ポークパイパーカッション
社長であり創業者であもあるBill Detamore氏が1982年頃に趣味としてドラム作りを始める。中古のドラムを買いパーツを取り外し、また組み立ててその構造を研究した。当時ドラムに関する情報は少なく、 モダンドラマーマガジンの記事が唯一の情報源であった。
1985年頃モダンドラマーマガジンにスネアドラムキットの販売広告が出ているのを見て購入した。このキットはFibes社の前進であうCorder Drum Companyから売り出されていた。 このスネアキットにはシェル、ラグ、ストレイナー等全てが揃っていたがビルはこのキットに付属していた大きなハンドルのストレイナーは好きではなかったためラディックのP-85ストレイナーを使うことにした。 塗装の仕方は父親に教わり、ベアリングエッジやスネアベッドは自分で研究し削り1代目のスネアを作り上げ販売した。このキットを数台作った後ケラー社からシェルを買えるまでになりPork Pie Percussionをスタートさせた。
もちろんドラム販売だけでは食べていけないので並行して会社員として働いていたがその仕事はあまり好きではなかった。そんな時にDW社のJohn Good氏から電話をもらいパートタイムとしてペイント作業の仕事をするようになる。 まだ会社員として働いていたためその仕事が終わったあとに3,4時間DWでペイント作業の仕事をした。さらにその後家に帰り自分のところにきた注文をこなした。 さすがに多忙を極めたためビルは精神的にも肉体的にも参っていた。

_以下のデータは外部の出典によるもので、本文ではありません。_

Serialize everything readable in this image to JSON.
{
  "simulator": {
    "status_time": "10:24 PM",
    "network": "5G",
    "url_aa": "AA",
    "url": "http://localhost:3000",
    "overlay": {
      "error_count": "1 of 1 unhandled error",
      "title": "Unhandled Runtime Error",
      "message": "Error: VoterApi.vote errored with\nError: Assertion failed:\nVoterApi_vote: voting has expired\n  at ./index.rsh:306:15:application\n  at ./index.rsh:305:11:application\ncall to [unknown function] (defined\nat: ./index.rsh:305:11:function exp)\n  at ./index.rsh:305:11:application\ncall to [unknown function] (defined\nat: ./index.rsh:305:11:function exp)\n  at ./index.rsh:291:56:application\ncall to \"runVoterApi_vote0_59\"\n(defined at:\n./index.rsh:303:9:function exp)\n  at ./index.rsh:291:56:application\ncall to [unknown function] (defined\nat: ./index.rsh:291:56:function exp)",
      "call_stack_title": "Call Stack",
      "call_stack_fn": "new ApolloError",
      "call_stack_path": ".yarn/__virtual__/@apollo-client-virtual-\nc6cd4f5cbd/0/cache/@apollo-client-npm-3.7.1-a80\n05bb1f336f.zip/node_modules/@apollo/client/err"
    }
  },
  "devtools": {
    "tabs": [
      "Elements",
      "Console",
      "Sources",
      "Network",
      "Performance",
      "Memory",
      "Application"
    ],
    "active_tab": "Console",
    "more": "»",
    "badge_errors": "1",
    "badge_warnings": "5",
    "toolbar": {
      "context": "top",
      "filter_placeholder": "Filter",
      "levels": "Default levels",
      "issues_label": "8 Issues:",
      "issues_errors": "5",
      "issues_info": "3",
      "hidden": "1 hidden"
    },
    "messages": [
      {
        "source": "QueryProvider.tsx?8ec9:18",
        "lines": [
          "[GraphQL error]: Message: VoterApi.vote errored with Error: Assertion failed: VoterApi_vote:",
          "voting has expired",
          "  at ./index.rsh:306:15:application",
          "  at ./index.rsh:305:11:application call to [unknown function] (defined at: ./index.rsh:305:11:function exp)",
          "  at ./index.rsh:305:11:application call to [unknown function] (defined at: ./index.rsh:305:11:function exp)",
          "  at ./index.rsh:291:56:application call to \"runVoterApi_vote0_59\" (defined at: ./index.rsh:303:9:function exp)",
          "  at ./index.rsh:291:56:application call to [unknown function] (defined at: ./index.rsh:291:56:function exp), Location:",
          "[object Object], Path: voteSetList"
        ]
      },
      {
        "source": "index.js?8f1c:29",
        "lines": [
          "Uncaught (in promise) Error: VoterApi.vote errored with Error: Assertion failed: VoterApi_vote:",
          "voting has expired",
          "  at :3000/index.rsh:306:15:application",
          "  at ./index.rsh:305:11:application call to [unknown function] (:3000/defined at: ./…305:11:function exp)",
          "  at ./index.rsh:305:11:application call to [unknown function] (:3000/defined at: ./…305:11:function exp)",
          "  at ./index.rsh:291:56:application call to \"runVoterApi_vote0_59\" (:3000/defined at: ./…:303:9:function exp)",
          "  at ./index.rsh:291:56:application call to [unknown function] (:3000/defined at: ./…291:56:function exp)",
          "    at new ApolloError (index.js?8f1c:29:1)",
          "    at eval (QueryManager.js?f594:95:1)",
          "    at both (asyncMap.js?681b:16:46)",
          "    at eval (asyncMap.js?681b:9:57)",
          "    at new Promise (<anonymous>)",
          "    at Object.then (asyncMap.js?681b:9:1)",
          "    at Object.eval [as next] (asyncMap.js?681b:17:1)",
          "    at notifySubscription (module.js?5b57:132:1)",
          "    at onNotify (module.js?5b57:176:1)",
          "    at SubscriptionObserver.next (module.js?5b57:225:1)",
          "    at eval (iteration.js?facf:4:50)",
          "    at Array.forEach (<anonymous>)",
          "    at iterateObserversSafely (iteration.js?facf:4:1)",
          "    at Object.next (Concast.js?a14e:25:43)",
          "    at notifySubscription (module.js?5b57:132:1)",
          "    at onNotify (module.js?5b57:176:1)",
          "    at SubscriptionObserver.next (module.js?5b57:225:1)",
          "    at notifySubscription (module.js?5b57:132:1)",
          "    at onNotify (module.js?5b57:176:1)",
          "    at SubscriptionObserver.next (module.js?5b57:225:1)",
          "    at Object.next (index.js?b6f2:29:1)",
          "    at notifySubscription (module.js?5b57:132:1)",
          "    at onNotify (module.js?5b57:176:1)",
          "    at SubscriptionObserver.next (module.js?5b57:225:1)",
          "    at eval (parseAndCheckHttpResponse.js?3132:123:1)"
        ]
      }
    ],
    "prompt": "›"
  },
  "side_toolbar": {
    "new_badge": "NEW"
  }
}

そこでビルはDWでフルタイムの仕事が出来るようにジョンに直訴し働けることとなった。約1年DWで働いた後1989年6月にPork Pie Percussion一本でやっていく覚悟を決め独立を果たす。 ビルにとってはその時期が一番良い時期であった。なぜならガールフレンドもいなく、車のローンも払い終わっていた。唯一面倒を見なければならないのは愛犬に餌をあげることだけだったからである。
独立して最初の仕事には面白い話があります。ある日新品のノーブルアンドクーリーのスネアを持ち込んできたお客さんにエッジ加工の依頼を受けた。ビルはルーターに向かい作業を始めたがその日はとても暑く汗で手が滑りエッジを傷つけてしまった。 結局新品のノーブルアンドクーリーを買い交換するはめになった。
傷つけてしまったスネアはその後エッジを削り直し今ではドラムレンタル会社で活躍しています。
現在では様々なタイプのシェルを様々なメーカーから購入しているが独立当初は主にケラーからメイプルシェルを買って使っていた。他にもシェルメーカーはあったのだが大量に買わなければならず金銭的に無理であった。 その後事業が拡大するにつれて様々なメーカーからいろいろな材でシェルを購入するようになる。最近ではイギリスのCarrera社からWalnutやMahogany等のいろいろなシェルやウッドとブラスを組み合わせたシェルなどを購入していた。 そかしCarreraのDave Carrera氏が重い肺の病気のため2015年3月に事業をたたんでしまった。彼が使っていた道具はNorth Custom Drum社が買い取り現在も使われている。
またこんな話もある。会社を始めた頃は10”のスネアはポピュラーでなかったためいろいろな苦労があった。スネアサイドのフープやスナッピーが手に入らなかったのでドリルややすりを使い改造した。
最初のメタルスネアは金属彫刻家である友人のLarry Gillにシェルを作ってもらい制作した。彼からしばらくの間ヘヴィーブラスシェルを購入していた。おそらく30,40台は作ったと思う。それらは彼にとって特別なスネアである。
その後ギターセンターの依頼によりBig Blackスネアを作る。これがビルにとって初めての大きな仕事となった。ギターセンターは当初他の業者からメタルスネアを買っていたが製作台数に限りがあったため他の業者を探していた。 ギターセンターの担当者がビルに電話をかけ取引することが決まった。そしてビルは台湾に渡りメタルシェルを作ってもらいBig Blackスネアが完成した。
次にギターセンターより100年間土の中に埋められていた見た目のスネアが出来ないか話を持ち込まれた。こにフィニッシュは以前友人のLarryと作ったスネアと」同じ仕上げ(Patina パティーナ)であったのでビルはすぐにOKの返事をした。 そして再び台湾に行きPatinaフィニッシュのやり方を教えシェルを作り13×7 Patina Brass Snareが完成した。これも大きな成功を収め今でも人気のあるスネアとなっている。
ビルに夢を聞いたら、「50年後にヴィンテージドラムとして楽器店に置いてあること」と答えた。
Pork Pie Percussionの名前の由来は友人と家でくつろいでいる時に見ていたニュージーランド映画の”Goodbye Pork Pie”から付けたそうだ。
最後にPork Pie Percussionのドラムのシェルの内側にはBill Detamoreのサインがあります。これは全ての製品に対する責任の印しです。